By Sheena Caito, September 2021
What do you think of when you hear the word yoga? Most of us think of wearing tight pants and stretching on a mat. While stretching is certainly an integral part of yoga (not the tight pants though, wear something comfy, I do!), the "Asanas" or poses, are only one limb of the 8 Limbs of Yoga.
In this post we will briefly discuss the other 7 limbs of yoga, and how you can incorporate each into your yoga practice and everyday life. The 8 Limbs of Yoga:
Yama: Attitudes toward our environment.
Niyama: Attitude towards ourselves
Asanas: Physical postures
Pranayama: Breath work
Pratyahara: Withdrawal of the senses
The Yamas are our external ethics, in other words, how we treat other people, animals, and the environment. There are five guidelines within the Yamas: Ahimsa (non-harming), satya (truthfulness), asteya (responsibility), brahmacharya (unity), and asparigraha (generosity). The idea is that we are practicing yoga when we are doing random acts of kindness, giving our time or money to charity, helping others in need, and standing up for the disadvantaged. As yoga practioners we should deal with others ethically, truthfully, and in a manner that is not selfish. We should bridge barriers between ourselves and others, despite our differences. We should care for the earth and its' inhabitants.
The Nihyamas are our internal ethics and how we view and treat ourselves. We are practicing yoga when we care for ourselves. The five guidelines are Saucha (clarity, purity), Santosha (contenment), Tapas (discipline, sacrifice), Svadyaya (self-study), Ishvara Pranidhana (service to something bigger). Self-love and self-care are the first step in the Nihyamas, including living a healthy lifestyle, taking time for mental health and rest, and allowing ourselves to make mistakes. We must learn to let things go and to heal. Only then can we move on to being our best selves through self reflection.
I will say the least on Asanas, as they are the most well known. A reminder though that the goal of yoga poses is not to bend oneself into a pretzel, but rather to care for the body, stretch and strengthen muscles and joints, improve posture and range of motion, and relieve pain and stiffness.
Pranayama is often referred to as 'breathwork' the idea being that we work at breathing with a purpose. Deep breathing lowers stress levels, sharpens focus, and helps us to turn our gaze inward. Inward seeing is harder than one might think with all of the external stimuli and racing thoughts. Inward focus is crucial to the practice of yoga, as we are literally trying to become our best selves through yoga. Incorporate deep breathing into your yoga practice, your work day, and anywhere else you need calm.

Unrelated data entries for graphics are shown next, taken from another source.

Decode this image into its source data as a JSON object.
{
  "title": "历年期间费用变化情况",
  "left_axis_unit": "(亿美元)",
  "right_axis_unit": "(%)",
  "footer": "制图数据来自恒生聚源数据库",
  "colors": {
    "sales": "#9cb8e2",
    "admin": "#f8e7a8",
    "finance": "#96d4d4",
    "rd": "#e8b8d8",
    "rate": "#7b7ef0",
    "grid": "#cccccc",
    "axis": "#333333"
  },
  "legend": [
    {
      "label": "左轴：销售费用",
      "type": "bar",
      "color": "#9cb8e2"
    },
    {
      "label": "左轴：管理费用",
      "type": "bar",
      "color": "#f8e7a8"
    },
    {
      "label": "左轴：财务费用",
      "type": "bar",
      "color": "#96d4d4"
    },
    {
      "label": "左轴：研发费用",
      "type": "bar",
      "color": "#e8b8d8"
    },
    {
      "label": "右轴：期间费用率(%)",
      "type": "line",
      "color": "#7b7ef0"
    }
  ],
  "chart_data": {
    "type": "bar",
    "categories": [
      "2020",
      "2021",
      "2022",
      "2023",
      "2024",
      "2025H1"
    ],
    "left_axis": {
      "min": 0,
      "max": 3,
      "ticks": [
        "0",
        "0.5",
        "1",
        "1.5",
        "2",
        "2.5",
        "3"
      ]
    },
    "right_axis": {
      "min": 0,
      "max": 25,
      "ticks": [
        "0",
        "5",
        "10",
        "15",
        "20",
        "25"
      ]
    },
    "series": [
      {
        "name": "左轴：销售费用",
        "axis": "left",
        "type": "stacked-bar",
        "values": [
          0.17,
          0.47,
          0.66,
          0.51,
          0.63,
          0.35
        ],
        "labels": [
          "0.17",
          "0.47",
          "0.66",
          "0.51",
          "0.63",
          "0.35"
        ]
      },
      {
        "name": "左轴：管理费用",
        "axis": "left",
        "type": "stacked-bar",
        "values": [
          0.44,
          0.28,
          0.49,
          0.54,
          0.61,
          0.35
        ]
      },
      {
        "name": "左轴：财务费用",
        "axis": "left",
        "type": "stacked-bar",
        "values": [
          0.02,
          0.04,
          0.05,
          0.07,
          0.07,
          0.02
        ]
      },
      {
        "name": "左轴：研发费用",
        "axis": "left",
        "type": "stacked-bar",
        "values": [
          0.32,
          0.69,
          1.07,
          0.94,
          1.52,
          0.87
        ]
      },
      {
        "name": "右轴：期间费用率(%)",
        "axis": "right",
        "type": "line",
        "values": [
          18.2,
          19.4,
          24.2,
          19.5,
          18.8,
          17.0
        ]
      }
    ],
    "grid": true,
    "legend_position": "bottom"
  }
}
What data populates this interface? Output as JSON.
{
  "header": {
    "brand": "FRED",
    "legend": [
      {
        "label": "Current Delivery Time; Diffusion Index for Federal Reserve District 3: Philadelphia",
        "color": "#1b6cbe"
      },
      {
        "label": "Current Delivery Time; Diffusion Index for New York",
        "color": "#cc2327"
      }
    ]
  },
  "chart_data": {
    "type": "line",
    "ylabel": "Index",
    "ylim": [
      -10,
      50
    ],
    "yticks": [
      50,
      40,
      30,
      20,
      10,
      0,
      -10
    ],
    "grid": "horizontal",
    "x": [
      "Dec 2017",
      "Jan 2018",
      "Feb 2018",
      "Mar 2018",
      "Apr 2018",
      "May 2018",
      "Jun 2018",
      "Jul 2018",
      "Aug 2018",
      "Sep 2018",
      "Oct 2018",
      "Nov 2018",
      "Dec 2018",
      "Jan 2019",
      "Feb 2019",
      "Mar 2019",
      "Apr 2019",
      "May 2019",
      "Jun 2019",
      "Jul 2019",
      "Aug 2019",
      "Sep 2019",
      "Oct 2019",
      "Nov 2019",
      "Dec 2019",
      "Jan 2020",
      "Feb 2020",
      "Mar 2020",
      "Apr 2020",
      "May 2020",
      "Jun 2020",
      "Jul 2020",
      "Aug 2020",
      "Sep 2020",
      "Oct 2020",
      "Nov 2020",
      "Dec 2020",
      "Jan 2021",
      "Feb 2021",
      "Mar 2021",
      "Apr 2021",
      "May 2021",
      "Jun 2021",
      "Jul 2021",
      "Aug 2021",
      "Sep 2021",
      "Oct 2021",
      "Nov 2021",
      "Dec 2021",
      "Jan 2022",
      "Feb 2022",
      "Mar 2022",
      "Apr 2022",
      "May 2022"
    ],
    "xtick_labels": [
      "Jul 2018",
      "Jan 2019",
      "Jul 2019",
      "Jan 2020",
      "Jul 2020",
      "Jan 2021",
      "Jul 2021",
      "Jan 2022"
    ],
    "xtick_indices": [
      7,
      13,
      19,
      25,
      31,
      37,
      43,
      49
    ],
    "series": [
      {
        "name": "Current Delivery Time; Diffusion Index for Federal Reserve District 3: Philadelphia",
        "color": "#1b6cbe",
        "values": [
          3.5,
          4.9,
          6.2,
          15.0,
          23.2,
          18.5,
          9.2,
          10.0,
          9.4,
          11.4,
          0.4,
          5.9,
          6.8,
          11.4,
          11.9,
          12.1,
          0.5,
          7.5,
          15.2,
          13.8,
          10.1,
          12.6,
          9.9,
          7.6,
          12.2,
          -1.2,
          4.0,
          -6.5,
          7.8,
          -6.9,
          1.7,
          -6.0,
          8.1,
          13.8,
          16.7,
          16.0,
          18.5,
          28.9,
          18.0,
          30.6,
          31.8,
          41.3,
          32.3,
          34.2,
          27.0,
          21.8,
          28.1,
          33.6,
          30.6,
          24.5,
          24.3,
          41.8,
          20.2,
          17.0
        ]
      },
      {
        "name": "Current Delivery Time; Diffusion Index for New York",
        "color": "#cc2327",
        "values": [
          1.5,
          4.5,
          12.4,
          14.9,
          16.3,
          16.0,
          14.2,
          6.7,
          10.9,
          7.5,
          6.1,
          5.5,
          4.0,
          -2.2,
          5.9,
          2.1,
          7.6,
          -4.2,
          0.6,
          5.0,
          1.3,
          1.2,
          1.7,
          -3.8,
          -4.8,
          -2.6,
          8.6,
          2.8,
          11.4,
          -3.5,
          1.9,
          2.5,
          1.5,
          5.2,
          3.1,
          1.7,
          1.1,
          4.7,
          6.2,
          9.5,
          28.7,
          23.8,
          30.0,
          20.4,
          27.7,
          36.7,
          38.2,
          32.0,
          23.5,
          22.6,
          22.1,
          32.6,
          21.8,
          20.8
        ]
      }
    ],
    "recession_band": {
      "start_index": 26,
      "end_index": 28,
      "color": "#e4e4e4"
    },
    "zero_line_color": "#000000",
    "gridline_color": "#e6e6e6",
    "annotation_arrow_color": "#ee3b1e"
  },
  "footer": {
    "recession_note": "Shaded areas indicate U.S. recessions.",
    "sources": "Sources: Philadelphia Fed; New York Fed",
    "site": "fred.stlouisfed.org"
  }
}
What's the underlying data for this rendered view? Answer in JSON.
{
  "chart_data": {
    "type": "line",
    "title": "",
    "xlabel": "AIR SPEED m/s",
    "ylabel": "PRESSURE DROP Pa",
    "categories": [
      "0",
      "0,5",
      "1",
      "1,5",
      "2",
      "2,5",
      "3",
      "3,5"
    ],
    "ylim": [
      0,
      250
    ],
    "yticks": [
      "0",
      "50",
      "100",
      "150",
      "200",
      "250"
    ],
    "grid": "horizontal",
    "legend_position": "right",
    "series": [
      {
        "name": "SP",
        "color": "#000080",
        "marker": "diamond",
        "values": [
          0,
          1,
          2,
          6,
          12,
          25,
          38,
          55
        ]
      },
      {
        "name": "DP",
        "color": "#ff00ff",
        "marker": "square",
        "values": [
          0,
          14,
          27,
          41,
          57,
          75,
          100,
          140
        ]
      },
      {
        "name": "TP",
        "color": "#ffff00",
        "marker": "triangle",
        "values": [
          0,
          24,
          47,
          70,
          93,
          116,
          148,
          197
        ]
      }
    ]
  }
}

Pratyahara is the withdrawal of the senses. What we often call "meditation" is actually this practice. Once again we are looking Inward, to reflect on and heal ourselves. Withdrawing the senses can be very difficult, how can we ignore the dog barking or the smell of food cooking when we are trying to self reflect/meditate? These distractions are overcome with practice and discipline. It is a difficult journey, but worth the inner peace. My own teacher taught us to honor the senses first, paying attention to first all the sounds, then all the smells, etc. As we identified them, we let them go until eventually we were able to disengage at will from our senses.
Dharana is concentration, which naturally follows withdrawal of the senses. Once we can learn to completely focus our energy on the inner self, rather than external stimuli, is when self-healing and reflection can truly begin.
Dhyana, or Meditation, is what I like to call the 'next level meditation' at this point we have learned to focus our attention completely inward. Dhyana is "part of a self-directed awareness and unifying Yoga process by which the yogi realizes Self (Atman, soul), one's relationship with other living beings, and Ultimate Reality" (The Artful Universe). In other words, this level of meditation is finding our place in the universe and being at peace with it.
Samadhi is the final limb of yoga, where the universal consciousness unites with our own, a state of perfect bliss, harmony, and connection. It is a lofty goal to aspire to, but one worthy of aspiration. We at this time would become one with the energy of the universe, not just becoming our best selves, but our best souls.
Yoga is so much more than a workout. It is a guidebook to life, to becoming our best selves, to finding peace and helping others.